SUBSTRING SEARCH STUDY GUIDE
Terminology and Basics
- Substring search problem: Find an instance (or all instances) of a
query substring of length M in a text string of length N.
- Sustring must be precisely defined (no regular expressions).
- You should be able to manually use a KMP DFA, and you should be able to
manually carry out Boyers-Moore and Rabin Karp.
KMP
- How do you construct the DFA?
- How much time does it take if you re-simulate every time you have a mismatch?
It's ok if you don't fully understand the linear time construction process.
- What is the best-case running time for DFA construction and DFA simulation?
The worst-case running time?
Boyer-Moore
- What is the mismatched character heuristic? Why do we use the rightmost character?
- Why is the mismatched character heuristic strictly suboptimal?
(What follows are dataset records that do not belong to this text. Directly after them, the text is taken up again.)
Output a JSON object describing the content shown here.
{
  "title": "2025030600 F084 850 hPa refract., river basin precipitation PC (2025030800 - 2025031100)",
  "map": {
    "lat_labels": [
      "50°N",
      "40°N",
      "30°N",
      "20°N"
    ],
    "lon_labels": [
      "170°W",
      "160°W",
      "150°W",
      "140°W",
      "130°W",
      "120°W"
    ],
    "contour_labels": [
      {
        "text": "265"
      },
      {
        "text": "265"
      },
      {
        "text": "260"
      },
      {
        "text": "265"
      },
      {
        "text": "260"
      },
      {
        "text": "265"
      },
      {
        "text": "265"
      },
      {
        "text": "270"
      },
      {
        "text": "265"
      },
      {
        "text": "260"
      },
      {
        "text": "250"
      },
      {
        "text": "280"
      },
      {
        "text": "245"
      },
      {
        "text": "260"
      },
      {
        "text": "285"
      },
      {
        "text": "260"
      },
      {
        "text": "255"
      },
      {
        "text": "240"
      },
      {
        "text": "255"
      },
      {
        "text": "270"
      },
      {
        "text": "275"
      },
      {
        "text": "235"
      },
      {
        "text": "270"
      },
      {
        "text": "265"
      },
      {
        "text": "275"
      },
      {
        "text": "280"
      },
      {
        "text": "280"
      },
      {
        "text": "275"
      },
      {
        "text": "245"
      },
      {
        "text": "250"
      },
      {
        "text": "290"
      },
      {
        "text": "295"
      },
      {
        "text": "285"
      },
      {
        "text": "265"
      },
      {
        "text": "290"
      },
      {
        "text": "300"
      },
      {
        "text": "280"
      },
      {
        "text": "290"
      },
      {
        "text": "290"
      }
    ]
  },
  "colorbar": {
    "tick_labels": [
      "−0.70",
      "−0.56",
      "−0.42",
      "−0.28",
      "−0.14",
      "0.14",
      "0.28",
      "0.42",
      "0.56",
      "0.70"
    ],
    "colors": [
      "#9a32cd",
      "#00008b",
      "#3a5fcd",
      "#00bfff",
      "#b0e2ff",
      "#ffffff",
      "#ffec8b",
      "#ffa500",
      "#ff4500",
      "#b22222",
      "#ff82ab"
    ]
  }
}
Why do we use it then -- because the basic idea is very similar to KMP
and you'll learn it if you ever really need to.
- What is the best-case running time? The worst-case running time?
- Which inputs result in best and worst case performance?
Rabin Karp
- If we know mod(ABCDEFG, R), how do we compute mod(BCDEFGH, R) in constant time
(where A through H are arbitrary digits of a number from some alphabet of radix R)?
- What are the Las Vegas and Monte Carlo versions of Rabin-Karp?
- How would we extend Rabin-Karp to efficiently search
for any one of P possible patterns in a text of length N? How would
this technique compare to using KMP or Boyer-Moore for the same task?
Recommended Problems
C level
- Spring 2008 Final, #6
- Fall 2009 Final, #6
- Fall 2012 Final, #10
B level
- Fall 2009 Final, #5
- Fall 2009 Final, #10 [great problem!]
- Fall 2010 Final, #10
- Fall 2011 Final, #6
- Spring 2012 Final, #7
- Fall 2012 Final, #9
- Give an example of when you might want to use KMP? Boyer Moore? Rabin Karp?
A level
- Fall 2010 Final, #10
- Fall 2012 Final, #14
- Give an example of when you might prefer to use the Monte Carlo version of Rabin Karp over the Las Vegas version.
- Textbook: 5.3.22
- Textbook: 5.3.26